Though I’m still interested in those moments of intense connection to transcendance/immanence that some call epiphany, I’m also interested in what I begin to think of as a new religion — though it’s not a religion as I understand it.
Probably you understand “religion” as institutionally defined groups of people who presumably see the world about the same way, either because where that system of meaning had developed or because of a sweeping idea that seemed to guide sustainable life. The problem that has developed is that these systems for human belief and behavior were designed in one place but now they’ve been moved to new places with different enough ecologies that they don’t quite work.
At the same time the environments are changing, not just physically and geographically, but in terms of human thought and ethical patterns which now must somehow include the whole planet. The paradigm shift that has most vividly come to my life is that between the agricultural patterns to the city/technical world. In fact, it underlies much of the difficulty of the US Constitution which was written by and for land-owners centuries ago.
The assumptions of the land-owning agriculturalist are that productivity is key, ownership is assumed, families are the systems, and consumption is local. It’s also based on white, Euro-trained, old men who identify with a subset of human beings who are all like them, excluding women, indigenous people, poor people, and people they “own.”
https://www.stockholmresilience.org/research/planetary-boundaries.html
Midway through the 13th century, for example, parts of the Northern Hemisphere started cooling. The causes were complex, but involved some combination of cyclical changes in the orientation of Earth’s rotational axis, repeated declines in solar radiation, random fluctuations in oceanic and atmospheric currents, and volcanic eruptions that temporarily shrouded the Earth in veils of sunlight-scattering sulphur dioxide.
Temperatures across the Northern Hemisphere fluctuated for a while before cooling sharply in the 15th century. They rebounded briefly in the 16th, then dropped across much of the world – including the Southern Hemisphere – later in that century. Temperatures in some places warmed briefly halfway through the 17th century, then cooled again until early in the 18th. After several decades of modest warming, renewed cooling beset much of the world until midway through the 19th century, when persistent warming finally set in.

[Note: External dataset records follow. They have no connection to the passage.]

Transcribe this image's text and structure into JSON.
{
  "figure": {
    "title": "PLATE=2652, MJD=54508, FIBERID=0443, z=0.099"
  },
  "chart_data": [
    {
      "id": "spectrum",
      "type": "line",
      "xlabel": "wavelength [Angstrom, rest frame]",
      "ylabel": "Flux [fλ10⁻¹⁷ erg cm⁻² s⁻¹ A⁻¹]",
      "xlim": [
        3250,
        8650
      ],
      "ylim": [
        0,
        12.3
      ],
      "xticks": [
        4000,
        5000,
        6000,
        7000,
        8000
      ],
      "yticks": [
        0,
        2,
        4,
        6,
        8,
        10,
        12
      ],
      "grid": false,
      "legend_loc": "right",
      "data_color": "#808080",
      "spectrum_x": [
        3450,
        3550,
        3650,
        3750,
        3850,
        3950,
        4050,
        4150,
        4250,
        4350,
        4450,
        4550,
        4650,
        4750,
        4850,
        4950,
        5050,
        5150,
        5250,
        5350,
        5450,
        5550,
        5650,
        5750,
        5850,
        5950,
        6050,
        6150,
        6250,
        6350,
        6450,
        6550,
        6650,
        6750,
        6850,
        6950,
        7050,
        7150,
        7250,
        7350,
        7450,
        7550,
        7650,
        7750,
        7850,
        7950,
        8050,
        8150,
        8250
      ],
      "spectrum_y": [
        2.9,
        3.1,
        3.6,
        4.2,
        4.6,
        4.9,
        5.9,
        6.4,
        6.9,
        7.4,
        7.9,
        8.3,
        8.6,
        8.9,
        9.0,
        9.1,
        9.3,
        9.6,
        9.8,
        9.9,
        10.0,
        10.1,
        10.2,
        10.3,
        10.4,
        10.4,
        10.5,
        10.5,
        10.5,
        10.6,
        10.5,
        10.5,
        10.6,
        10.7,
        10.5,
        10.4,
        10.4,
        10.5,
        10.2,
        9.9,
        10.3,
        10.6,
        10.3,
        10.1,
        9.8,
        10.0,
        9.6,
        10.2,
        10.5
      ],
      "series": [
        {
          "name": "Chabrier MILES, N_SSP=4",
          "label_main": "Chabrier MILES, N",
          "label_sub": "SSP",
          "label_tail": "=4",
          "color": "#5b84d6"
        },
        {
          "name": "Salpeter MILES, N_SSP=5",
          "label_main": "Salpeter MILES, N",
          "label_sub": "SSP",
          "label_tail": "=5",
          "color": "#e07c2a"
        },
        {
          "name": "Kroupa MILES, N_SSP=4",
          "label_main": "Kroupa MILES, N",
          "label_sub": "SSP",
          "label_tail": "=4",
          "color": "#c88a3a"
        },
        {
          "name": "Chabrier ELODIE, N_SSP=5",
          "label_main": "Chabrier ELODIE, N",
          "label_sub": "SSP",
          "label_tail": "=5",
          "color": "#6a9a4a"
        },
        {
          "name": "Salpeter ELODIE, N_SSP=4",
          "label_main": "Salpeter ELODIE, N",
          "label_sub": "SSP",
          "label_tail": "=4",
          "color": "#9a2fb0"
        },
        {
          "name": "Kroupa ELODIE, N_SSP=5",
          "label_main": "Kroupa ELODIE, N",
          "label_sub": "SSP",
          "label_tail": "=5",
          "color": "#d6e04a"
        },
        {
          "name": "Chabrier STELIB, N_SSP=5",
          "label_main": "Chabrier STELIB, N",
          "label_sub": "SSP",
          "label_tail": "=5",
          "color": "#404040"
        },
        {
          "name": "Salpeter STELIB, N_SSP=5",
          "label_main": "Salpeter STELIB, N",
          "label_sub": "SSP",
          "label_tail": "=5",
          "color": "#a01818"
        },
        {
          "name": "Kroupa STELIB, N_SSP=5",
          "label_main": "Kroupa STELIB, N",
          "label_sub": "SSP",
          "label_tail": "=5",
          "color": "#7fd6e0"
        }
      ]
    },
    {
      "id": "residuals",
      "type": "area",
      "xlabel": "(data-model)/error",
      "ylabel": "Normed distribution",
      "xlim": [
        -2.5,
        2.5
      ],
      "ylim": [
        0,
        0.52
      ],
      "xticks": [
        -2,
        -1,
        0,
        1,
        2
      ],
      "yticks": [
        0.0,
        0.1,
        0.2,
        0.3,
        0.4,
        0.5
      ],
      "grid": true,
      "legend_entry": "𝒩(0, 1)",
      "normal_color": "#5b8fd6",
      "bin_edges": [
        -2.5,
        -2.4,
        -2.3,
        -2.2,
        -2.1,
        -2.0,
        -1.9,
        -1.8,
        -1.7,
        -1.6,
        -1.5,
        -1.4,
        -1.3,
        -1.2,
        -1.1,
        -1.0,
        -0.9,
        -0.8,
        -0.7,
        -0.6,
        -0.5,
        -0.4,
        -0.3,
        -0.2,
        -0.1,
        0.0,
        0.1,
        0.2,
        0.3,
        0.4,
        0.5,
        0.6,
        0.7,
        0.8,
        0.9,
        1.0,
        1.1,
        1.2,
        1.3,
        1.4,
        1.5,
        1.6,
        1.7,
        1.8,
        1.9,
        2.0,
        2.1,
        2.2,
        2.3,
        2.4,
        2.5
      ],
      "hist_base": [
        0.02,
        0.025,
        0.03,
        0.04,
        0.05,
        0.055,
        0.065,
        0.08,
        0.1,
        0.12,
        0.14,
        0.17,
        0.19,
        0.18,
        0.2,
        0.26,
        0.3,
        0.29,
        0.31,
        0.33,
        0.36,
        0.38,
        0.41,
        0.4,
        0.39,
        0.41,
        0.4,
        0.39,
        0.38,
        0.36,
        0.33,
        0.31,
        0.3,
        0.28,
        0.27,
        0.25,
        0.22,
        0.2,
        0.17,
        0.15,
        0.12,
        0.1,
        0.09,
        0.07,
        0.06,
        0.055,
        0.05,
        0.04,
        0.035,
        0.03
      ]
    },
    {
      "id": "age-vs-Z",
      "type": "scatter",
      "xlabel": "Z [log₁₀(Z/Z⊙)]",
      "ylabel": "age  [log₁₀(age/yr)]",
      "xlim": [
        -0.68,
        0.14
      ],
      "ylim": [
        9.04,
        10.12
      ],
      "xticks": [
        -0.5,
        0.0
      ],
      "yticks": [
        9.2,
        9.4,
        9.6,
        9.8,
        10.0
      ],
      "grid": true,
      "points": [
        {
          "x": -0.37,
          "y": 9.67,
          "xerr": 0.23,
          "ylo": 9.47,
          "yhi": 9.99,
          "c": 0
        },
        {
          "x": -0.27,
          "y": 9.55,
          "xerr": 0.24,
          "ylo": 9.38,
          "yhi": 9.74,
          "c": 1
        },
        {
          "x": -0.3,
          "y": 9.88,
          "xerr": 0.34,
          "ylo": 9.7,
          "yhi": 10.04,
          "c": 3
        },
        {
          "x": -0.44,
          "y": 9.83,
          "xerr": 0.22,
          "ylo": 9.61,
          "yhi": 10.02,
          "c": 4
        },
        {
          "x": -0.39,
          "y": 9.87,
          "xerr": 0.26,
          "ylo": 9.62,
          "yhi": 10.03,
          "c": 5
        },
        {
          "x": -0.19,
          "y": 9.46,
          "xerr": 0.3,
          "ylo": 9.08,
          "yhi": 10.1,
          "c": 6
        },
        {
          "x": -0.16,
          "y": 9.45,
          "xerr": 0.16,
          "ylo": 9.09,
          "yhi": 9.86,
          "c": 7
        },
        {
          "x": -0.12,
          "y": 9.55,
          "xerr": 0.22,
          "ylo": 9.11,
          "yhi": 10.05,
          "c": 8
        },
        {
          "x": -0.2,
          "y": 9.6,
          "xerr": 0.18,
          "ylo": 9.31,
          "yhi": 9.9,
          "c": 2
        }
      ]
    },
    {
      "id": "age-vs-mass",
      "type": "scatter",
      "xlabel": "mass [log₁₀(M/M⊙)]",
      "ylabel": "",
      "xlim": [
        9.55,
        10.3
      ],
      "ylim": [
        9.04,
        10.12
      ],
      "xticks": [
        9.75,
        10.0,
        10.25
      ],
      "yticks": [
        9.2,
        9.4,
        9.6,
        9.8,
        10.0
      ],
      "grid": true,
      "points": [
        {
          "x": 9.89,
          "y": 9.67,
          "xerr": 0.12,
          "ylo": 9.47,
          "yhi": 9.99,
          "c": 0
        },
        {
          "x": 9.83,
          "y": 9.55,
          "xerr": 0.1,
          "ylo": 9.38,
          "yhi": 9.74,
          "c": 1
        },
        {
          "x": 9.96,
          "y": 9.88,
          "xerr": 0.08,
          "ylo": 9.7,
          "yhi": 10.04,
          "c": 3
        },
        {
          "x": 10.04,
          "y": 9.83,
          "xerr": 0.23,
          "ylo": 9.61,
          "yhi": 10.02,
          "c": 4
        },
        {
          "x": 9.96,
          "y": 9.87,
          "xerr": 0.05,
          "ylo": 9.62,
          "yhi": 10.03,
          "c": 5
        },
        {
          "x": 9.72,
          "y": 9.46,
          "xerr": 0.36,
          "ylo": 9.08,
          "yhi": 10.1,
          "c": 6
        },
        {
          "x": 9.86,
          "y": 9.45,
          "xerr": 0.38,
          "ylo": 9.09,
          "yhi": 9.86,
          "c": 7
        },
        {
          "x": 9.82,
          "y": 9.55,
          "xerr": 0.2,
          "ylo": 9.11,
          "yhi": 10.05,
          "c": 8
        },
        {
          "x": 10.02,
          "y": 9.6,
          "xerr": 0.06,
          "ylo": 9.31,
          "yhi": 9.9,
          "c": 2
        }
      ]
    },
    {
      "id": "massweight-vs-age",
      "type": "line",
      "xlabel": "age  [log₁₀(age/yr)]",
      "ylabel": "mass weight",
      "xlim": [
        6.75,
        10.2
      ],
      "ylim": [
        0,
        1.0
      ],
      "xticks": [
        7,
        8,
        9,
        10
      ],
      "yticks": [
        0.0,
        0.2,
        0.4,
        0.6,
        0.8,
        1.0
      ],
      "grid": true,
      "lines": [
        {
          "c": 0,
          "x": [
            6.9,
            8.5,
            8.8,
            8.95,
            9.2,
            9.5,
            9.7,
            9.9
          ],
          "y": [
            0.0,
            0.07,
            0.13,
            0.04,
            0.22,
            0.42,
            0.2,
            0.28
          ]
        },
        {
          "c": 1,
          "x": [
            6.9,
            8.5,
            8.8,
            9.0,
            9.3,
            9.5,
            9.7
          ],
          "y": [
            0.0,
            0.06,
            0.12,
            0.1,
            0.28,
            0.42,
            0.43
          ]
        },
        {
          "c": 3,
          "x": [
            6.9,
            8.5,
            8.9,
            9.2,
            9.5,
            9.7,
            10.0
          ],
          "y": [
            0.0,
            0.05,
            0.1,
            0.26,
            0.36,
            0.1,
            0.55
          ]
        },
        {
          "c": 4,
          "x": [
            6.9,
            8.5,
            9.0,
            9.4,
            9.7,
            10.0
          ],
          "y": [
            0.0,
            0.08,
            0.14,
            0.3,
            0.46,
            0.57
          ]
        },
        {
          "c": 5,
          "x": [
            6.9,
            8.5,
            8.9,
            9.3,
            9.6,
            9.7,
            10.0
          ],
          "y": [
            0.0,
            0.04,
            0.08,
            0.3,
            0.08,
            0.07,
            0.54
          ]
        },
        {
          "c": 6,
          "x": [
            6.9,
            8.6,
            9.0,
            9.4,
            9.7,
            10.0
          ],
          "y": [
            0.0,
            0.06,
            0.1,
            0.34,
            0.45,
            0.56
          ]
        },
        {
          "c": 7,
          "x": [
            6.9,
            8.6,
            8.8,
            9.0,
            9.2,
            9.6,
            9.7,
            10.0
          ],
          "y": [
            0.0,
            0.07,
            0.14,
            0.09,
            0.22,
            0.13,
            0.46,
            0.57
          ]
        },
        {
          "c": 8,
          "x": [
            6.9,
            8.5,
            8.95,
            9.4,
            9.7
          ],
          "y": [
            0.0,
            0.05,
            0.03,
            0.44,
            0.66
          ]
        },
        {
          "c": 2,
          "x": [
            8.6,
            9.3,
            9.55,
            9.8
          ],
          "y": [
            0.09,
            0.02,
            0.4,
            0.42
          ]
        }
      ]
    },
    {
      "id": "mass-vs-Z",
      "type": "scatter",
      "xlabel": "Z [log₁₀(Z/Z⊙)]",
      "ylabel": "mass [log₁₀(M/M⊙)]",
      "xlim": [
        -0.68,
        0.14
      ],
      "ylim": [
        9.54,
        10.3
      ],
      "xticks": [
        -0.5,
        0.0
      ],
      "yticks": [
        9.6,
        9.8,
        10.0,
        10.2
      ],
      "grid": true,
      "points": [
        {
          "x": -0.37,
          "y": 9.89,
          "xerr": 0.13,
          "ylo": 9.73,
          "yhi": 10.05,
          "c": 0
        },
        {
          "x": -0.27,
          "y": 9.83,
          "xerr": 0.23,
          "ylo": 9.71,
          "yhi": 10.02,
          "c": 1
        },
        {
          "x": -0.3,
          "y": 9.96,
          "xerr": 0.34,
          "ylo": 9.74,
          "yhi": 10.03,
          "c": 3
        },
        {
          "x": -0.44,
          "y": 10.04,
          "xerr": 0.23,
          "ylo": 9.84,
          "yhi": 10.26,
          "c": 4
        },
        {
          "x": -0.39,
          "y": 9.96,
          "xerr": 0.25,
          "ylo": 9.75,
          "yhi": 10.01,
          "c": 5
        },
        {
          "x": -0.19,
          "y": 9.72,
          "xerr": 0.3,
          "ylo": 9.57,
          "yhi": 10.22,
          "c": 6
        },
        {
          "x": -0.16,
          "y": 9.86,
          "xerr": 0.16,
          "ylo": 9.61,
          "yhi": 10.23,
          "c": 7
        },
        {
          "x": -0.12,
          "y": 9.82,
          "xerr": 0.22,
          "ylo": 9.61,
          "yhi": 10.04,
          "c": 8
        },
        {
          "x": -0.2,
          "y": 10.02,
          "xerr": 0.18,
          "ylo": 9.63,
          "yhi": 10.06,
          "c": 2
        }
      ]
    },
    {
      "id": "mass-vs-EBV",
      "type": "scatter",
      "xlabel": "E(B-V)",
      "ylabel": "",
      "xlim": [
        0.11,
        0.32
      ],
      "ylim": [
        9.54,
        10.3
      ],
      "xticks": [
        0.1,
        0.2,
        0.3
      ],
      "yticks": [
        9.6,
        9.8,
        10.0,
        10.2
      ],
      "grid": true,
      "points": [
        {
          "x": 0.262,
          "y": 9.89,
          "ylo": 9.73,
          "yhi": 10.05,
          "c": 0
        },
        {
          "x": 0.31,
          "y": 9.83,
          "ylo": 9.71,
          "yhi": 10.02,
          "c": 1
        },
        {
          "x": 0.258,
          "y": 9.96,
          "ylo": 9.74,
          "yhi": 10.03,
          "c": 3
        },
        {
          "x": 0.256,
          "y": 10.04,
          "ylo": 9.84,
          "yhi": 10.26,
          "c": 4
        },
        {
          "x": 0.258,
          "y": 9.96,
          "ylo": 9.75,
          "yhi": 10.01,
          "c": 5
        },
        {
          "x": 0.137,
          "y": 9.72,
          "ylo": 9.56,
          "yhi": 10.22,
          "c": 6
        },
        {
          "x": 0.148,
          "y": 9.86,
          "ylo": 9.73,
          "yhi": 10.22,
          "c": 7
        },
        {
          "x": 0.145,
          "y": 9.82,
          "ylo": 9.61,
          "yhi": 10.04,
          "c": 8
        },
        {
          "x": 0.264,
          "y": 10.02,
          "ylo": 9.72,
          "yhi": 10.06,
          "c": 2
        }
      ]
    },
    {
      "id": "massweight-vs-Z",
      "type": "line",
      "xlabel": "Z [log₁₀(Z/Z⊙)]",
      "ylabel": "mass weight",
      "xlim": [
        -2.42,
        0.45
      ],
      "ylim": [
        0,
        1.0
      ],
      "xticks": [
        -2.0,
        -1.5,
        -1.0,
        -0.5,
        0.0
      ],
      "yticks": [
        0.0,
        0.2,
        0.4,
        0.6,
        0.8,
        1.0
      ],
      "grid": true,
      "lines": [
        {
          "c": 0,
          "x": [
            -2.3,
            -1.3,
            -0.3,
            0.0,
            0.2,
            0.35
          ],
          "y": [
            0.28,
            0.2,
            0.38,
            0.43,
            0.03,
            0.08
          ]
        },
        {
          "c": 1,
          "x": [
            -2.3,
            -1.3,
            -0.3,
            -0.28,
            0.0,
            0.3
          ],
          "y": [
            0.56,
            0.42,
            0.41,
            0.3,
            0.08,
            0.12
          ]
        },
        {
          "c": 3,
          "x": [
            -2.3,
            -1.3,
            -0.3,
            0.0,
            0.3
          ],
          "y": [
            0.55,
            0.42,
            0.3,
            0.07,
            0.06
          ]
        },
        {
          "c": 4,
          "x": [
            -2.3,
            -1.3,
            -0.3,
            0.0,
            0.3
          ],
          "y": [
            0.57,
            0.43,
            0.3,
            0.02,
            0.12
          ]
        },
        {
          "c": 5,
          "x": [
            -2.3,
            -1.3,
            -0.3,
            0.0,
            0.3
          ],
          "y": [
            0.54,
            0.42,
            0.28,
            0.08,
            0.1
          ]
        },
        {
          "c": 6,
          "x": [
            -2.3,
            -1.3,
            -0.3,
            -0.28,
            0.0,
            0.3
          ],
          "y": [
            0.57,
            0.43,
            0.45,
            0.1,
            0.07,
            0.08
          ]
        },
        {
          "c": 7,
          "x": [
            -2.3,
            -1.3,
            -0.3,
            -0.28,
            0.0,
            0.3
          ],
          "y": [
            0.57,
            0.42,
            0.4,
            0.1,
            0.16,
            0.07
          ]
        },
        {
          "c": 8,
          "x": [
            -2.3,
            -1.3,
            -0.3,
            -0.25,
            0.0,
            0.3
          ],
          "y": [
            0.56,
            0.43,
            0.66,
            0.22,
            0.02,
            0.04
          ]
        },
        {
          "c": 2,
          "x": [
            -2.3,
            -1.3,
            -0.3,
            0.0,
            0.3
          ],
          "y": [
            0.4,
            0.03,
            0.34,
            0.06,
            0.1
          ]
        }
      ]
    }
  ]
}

Other examples of societies that thrived during the Little Ice Age are now coming into focus. In the Americas, Indigenous communities appear to have been especially inventive and resilient in the face of the Little Ice Age. In the 16th and 17th centuries, for example, Neutral Iroquoians in Northeastern America adapted to a cooling climate by shifting away from sedentary agriculture, prioritising hunting and building smaller settlements. Neighbouring Iroquioan communities, by contrast, migrated and depended on decentralised social networks to share increasingly scarce resources. Some Algonquian societies adopted the opposite approach, abandoning egalitarian social orders in order to more effectively defend cornfields from rival communities. Wabanaki raiders used an Indigenous technology, the snowshoe, to outmanoeuvre English soldiers. And in the American Southwest, Mojave peoples learned how to store and transport food as effectively as any Dutch merchant.
Like the Dutch Republic, the vast Comanche polity that surged to prominence across the 18th-century Great Plains seems both to have benefitted from and adapted to the cooling of the Little Ice Age. Beginning in the 16th century, chilly, rainy weather encouraged bison to migrate and then expand rapidly across the plains. While many Indigenous societies moved to take advantage, the Comanche soon dominated them by combining guns and horses for both hunting and raiding. By exploiting the vast and growing bison herds, the Comanche of the 18th century gained the wealth to raid or trade with societies across the entire Great Plains region. When frost or drought provoked food shortages in one community, another far away usually experienced different weather and therefore had enough supplies to make up the shortfall.
In our current swirl and tumble — confused by the desire to go-back! go-back! which is impossible — we still have not picked out some of the major globe-transforming forces. For instance, the indigenous people of the Americas are vividly aware of what the invading Euros did to them, but entirely blank when considering why people would leave places: like war, famine, little Ice Ages. And few in America have any notion of what the other end of Eurasia — China, India, Polynesia — were doing at the same time. Why didn’t India invade the “Indians”? Why did China mind its own business?
Come to that, why didn’t the indigenous people of the Americas — some of whom had big boats and some of whom probably washed over to America from Polynesia on the ocean currents — stage an invasion of London? (Leaving aside the question of what they would do with it if they conquered it.)
Incredibly, some people — often the same indigenous people who suffered from the old assumptions of how humans got here and what they should do about it — are clinging to the very systems that damaged them. But all along there have been people willing to use the new amazing scientific knowledge about everything from cells to galaxies. The hardships make maps of the underlying causes of change and sometimes tragedy.
So now we are all immigrants across Time, in a new place. Ten thousand years since the invention of agriculture, they say, which made it possible to overpopulate the earth and expose ourselves to deadly viruses in order to take their land. The viruses are indigenous, right? And we’ve about worn out our clever antibiotics. Spaceships are just another version of sailing ships and we forget how destructive those could be even to their crews, how chancy the profits were. Were they even profit rather than destruction?